Ever since I started my first job I have gotten used to being a minority. It started when I worked part-time during college and then when I joined a major multinational corporate full-time. No, I do not come from a different ethnic or religious background than the majority of my colleagues, I am simply a woman. I was the first female to join my team (I work in Marketing, not a job that requires physical power women don’t have) and even when another joined, we were two girls in a team of 10. I have gotten used to being the only girl in a meeting of 8.

It was good at first, I have always worked with men so it was no issue. And I even loved the possibility of wearing the same outfit a million times and go to work with my messy hair and they wouldn’t even notice that anything was wrong with it.

But what I was okay with was no longer okay; it was no longer okay when I found that I have to work twice as hard as my male colleagues to be noticed, when I had to raise my voice a million times louder to be heard, when I was not considered for projects because I am a young girl who can’t join them during work meetings that took place late at night in that local cafe (el-ahwa) where men only are allowed.
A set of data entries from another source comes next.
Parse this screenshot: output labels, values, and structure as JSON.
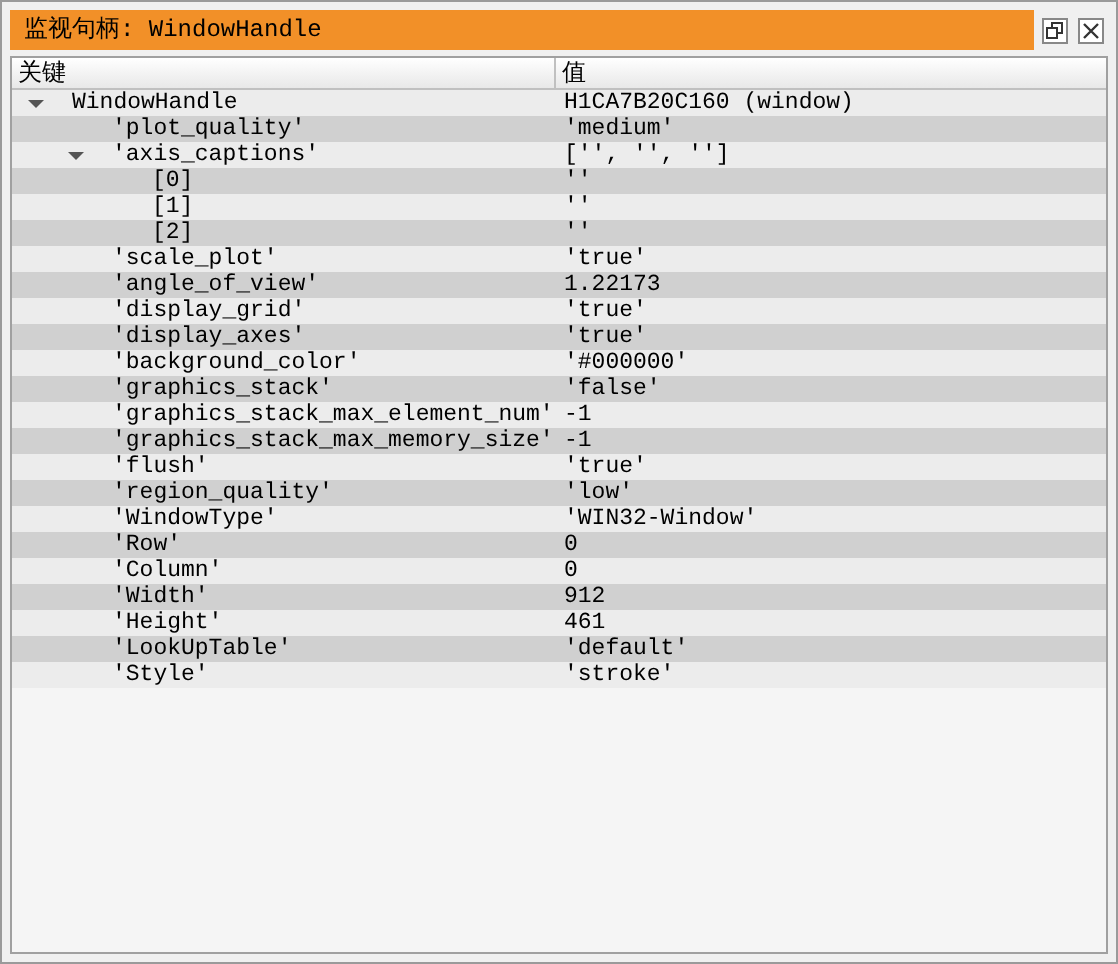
{
  "window": {
    "title": "监视句柄: WindowHandle"
  },
  "table": {
    "columns": [
      "关键",
      "值"
    ],
    "rows": [
      {
        "key": "WindowHandle",
        "value": "H1CA7B20C160 (window)",
        "expanded": true,
        "children": [
          {
            "key": "'plot_quality'",
            "value": "'medium'"
          },
          {
            "key": "'axis_captions'",
            "value": "['', '', '']",
            "expanded": true,
            "children": [
              {
                "key": "[0]",
                "value": "''"
              },
              {
                "key": "[1]",
                "value": "''"
              },
              {
                "key": "[2]",
                "value": "''"
              }
            ]
          },
          {
            "key": "'scale_plot'",
            "value": "'true'"
          },
          {
            "key": "'angle_of_view'",
            "value": "1.22173"
          },
          {
            "key": "'display_grid'",
            "value": "'true'"
          },
          {
            "key": "'display_axes'",
            "value": "'true'"
          },
          {
            "key": "'background_color'",
            "value": "'#000000'"
          },
          {
            "key": "'graphics_stack'",
            "value": "'false'"
          },
          {
            "key": "'graphics_stack_max_element_num'",
            "value": "-1"
          },
          {
            "key": "'graphics_stack_max_memory_size'",
            "value": "-1"
          },
          {
            "key": "'flush'",
            "value": "'true'"
          },
          {
            "key": "'region_quality'",
            "value": "'low'"
          },
          {
            "key": "'WindowType'",
            "value": "'WIN32-Window'"
          },
          {
            "key": "'Row'",
            "value": "0"
          },
          {
            "key": "'Column'",
            "value": "0"
          },
          {
            "key": "'Width'",
            "value": "912"
          },
          {
            "key": "'Height'",
            "value": "461"
          },
          {
            "key": "'LookUpTable'",
            "value": "'default'"
          },
          {
            "key": "'Style'",
            "value": "'stroke'"
          }
        ]
      }
    ]
  }
}
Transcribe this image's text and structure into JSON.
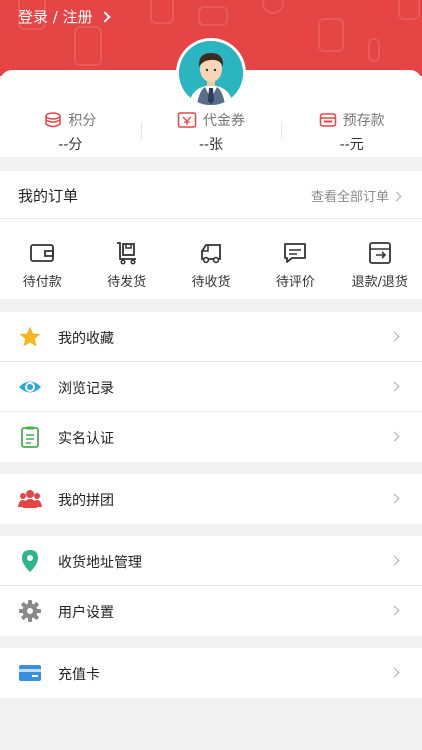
{
  "header": {
    "login_label": "登录 / 注册",
    "bg_color": "#e64545"
  },
  "stats": [
    {
      "label": "积分",
      "value": "--分",
      "icon": "coins-icon"
    },
    {
      "label": "代金券",
      "value": "--张",
      "icon": "voucher-icon"
    },
    {
      "label": "预存款",
      "value": "--元",
      "icon": "wallet-icon"
    }
  ],
  "orders": {
    "title": "我的订单",
    "view_all": "查看全部订单",
    "items": [
      {
        "label": "待付款",
        "icon": "wallet-icon"
      },
      {
        "label": "待发货",
        "icon": "cart-box-icon"
      },
      {
        "label": "待收货",
        "icon": "truck-icon"
      },
      {
        "label": "待评价",
        "icon": "comment-icon"
      },
      {
        "label": "退款/退货",
        "icon": "return-icon"
      }
    ]
  },
  "menu": [
    {
      "label": "我的收藏",
      "icon": "star-icon"
    },
    {
      "label": "浏览记录",
      "icon": "eye-icon"
    },
    {
      "label": "实名认证",
      "icon": "id-doc-icon"
    },
    {
      "label": "我的拼团",
      "icon": "group-icon"
    },
    {
      "label": "收货地址管理",
      "icon": "location-pin-icon"
    },
    {
      "label": "用户设置",
      "icon": "gear-icon"
    },
    {
      "label": "充值卡",
      "icon": "card-icon"
    }
  ],
  "colors": {
    "accent": "#e64545",
    "star": "#f5b820",
    "eye": "#2aa7d9",
    "id_doc": "#4caf50",
    "group": "#e64545",
    "pin": "#2bb58a",
    "gear": "#8a8a8a",
    "card": "#3a8fe0"
  }
}
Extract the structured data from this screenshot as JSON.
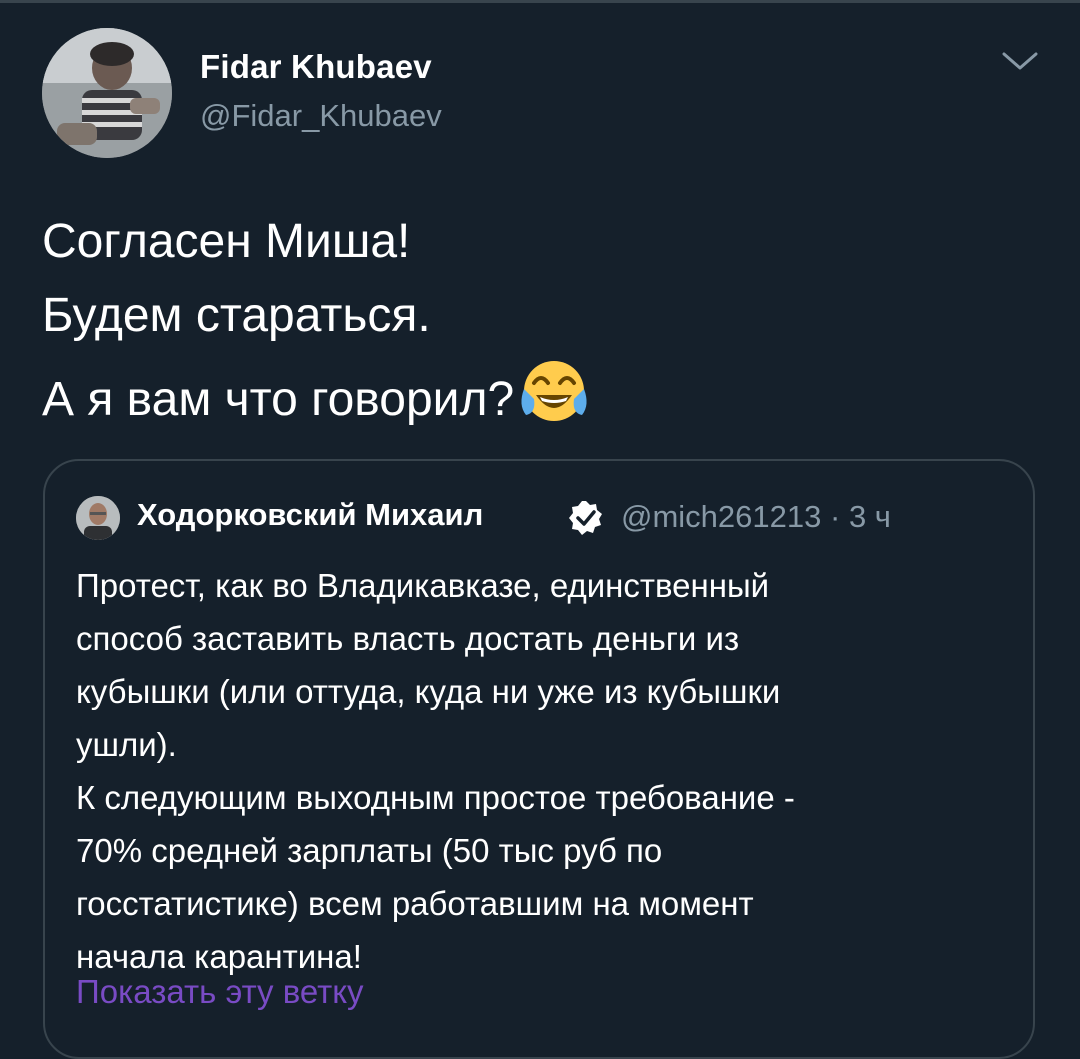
{
  "tweet": {
    "author": {
      "display_name": "Fidar Khubaev",
      "handle": "@Fidar_Khubaev",
      "avatar": "user-photo-avatar"
    },
    "menu_icon": "chevron-down-icon",
    "lines": [
      "Согласен Миша!",
      "Будем стараться.",
      "А я вам что говорил?"
    ],
    "emoji": "face-with-tears-of-joy-emoji"
  },
  "quoted_tweet": {
    "author": {
      "display_name": "Ходорковский Михаил",
      "verified_icon": "verified-badge-icon",
      "handle": "@mich261213",
      "separator": "·",
      "time": "3 ч"
    },
    "lines": [
      "Протест, как во Владикавказе, единственный",
      "способ заставить власть достать деньги из",
      "кубышки (или оттуда, куда ни уже из кубышки",
      "ушли).",
      "К следующим выходным простое требование -",
      "70% средней зарплаты (50 тыс руб по",
      "госстатистике)  всем работавшим на момент",
      "начала карантина!"
    ],
    "show_thread_label": "Показать эту ветку"
  },
  "colors": {
    "background": "#15202b",
    "border": "#38444d",
    "secondary_text": "#8899a6",
    "link": "#794bc4",
    "verified": "#ffffff"
  }
}
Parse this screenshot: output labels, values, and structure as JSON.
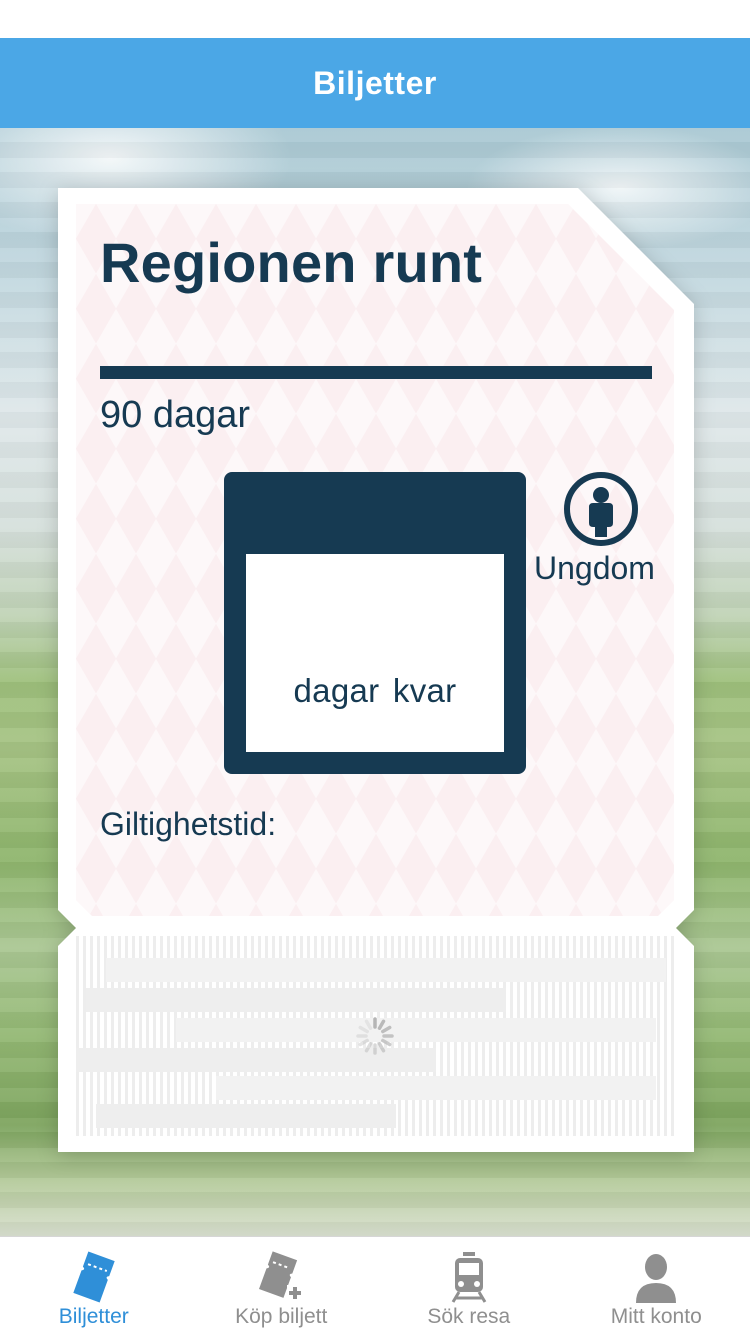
{
  "header": {
    "title": "Biljetter"
  },
  "ticket": {
    "title": "Regionen runt",
    "duration": "90 dagar",
    "days_left_label": "dagar  kvar",
    "category": "Ungdom",
    "validity_label": "Giltighetstid:"
  },
  "tabs": [
    {
      "label": "Biljetter",
      "icon": "ticket-icon",
      "active": true
    },
    {
      "label": "Köp biljett",
      "icon": "buy-ticket-icon",
      "active": false
    },
    {
      "label": "Sök resa",
      "icon": "train-icon",
      "active": false
    },
    {
      "label": "Mitt konto",
      "icon": "account-icon",
      "active": false
    }
  ],
  "colors": {
    "brand_blue": "#4ba7e6",
    "ticket_navy": "#163a52",
    "active_tab": "#2f8fd8",
    "inactive_tab": "#8f8f8f"
  }
}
I was simply forgotten.

But let me break it to you, I am just as good as this guy who didn’t have to fight for the same promotion I had to fight for months to get. I am just as a capable, maybe even more qualified for that project you handed the new guy instead of me.

This is to all the women I work with, who are overlooked, ignored just because one day they may need a maternity leave. This is to all the women I know who are more capable than many men who have easily taken their jobs. Raise your voice, fight for what you deserve.